3.8. Comparative Experiments with Other State-of-the-Art Methods for RUL Prediction
To further validate the usefulness of our developed method, a comparative analysis was conducted with four alternative models: the memory fusion network (CLSTMF) [
39], self-adaptive graph convolutional networks with self-attention (SAGCN-SA) [
40], Time Transformer convolutional LSTM (TT-ConvLSTM) [
41], and TCN-Transformer [
42]. The first three models were designed for feature extraction and direct RUL prediction, whereas the TCN-Transformer model adopted a two-stage degradation process, considering both HI construction and RUL mapping.
The CLSTMF model achieved a lowest RMSE of 0.051, while the TT-ConvLSTM model showed the lowest RMSE and MAE values of 0.072 and 0.052, respectively. The TCN-Transformer model performed relatively well with a lowest RMSE of 0.0549 and MAE of 0.0441. In contrast, our proposed two-stage degradation model consistently outperformed most of the alternatives, yielding the lowest RMSE of 0.0441 and MAE of 0.0321, demonstrating superior predictive accuracy across all metrics. These results of the comparative experiments are summarized in
Table 7, where the RMSE and MAE values for each model are provided. This emphasizes the effectiveness of our approach in accurately predicting RUL through the two-stage degradation process, including both point prediction and interval prediction.
4. Conclusions
This study proposed the HCVT-WD framework for constructing HIs in an unsupervised manner and predicting the RUL of bearings. Raw vibration signals are processed by a sequential CNN–vision Transformer architecture, eliminating manual feature engineering while capturing local spatial patterns and long-range temporal dependencies. The HI is defined as the Wasserstein distance between encoded representations of healthy and degraded states, providing a precise metric of degradation severity. Experimental validation on bearing datasets shows that the proposed HI outperforms state-of-the-art methods in monotonicity, trendability, and prognosability. For RUL estimation, the HI is seamlessly integrated into a CNN-BiLSTM regressor that models both temporal and nonlinear degradation dynamics.

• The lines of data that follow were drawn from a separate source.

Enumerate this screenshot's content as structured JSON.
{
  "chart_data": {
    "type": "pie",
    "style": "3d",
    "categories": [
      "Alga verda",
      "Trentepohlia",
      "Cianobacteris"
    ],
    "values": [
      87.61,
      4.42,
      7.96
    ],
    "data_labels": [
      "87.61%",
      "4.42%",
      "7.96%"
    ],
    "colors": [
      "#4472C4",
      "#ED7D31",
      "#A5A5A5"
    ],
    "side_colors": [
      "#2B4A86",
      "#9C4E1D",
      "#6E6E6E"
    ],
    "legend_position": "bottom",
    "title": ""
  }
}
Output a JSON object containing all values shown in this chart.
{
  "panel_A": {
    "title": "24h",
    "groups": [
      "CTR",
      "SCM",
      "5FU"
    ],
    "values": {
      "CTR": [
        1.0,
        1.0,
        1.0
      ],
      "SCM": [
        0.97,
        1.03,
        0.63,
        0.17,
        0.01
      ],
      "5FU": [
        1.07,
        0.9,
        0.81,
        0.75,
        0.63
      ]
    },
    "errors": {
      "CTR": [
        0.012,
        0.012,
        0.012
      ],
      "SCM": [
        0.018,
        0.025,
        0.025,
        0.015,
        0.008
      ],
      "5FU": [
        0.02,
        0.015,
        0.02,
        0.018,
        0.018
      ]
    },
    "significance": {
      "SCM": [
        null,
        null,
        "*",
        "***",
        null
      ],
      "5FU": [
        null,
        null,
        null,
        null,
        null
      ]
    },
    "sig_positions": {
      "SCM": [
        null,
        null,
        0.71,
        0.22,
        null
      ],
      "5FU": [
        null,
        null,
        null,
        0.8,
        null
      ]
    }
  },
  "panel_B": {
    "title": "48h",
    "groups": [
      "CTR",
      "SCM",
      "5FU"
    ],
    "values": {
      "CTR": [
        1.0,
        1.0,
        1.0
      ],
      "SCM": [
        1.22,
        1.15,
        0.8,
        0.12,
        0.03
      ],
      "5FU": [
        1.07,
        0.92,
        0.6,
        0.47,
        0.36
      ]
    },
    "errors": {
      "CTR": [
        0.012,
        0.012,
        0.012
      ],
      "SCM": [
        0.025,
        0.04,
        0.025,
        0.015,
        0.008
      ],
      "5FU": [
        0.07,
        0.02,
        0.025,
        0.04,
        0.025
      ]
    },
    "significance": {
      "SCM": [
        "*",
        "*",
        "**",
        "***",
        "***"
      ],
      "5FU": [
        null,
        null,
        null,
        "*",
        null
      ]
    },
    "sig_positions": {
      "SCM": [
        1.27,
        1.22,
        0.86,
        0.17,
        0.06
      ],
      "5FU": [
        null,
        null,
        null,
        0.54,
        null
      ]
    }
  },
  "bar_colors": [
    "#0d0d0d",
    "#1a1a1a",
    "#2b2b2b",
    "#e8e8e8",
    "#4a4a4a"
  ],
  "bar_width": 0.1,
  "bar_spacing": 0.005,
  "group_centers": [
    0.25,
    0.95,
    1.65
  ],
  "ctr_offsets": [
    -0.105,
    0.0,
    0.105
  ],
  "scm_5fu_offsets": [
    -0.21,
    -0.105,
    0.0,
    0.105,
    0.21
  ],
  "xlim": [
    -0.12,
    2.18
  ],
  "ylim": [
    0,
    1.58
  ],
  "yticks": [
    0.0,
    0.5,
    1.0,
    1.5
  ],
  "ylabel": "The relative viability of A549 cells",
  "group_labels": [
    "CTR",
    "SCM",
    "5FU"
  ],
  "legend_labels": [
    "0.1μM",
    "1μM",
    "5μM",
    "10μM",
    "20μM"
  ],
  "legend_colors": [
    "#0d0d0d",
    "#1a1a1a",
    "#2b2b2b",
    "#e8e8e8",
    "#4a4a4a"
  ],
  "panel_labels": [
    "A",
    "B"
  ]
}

A Bayesian neural network yields uncertainty-aware predictions and confidence, which support risk-informed maintenance decisions for safety- and mission-critical applications. The HCVT-WD model requires minimal preprocessing and operates without full lifecycle data, making it adaptable to real-world industrial applications. Its capacity to yield robust HIs and quantify predictive uncertainty establishes it as a potent paradigm for PHM in intricate systems.
Future research will prioritize the development of adaptable HIs across varying operational conditions, validated through extensive testing on heterogeneous datasets to broaden their applicability. Additionally, attention will be directed towards addressing the uncertainty present in both the measurement process and the model’s predictions. This includes the integration of measurement uncertainty as well as other sources of uncertainty, such as model and environmental factors, into the development of more robust and reliable predictive models. Furthermore, future work will focus on fault diagnosis and prognosis through HI construction in a dual-task learning framework, with an emphasis on incorporating zero-fault-shot learning techniques to improve the model’s adaptability to unseen fault types and operational conditions.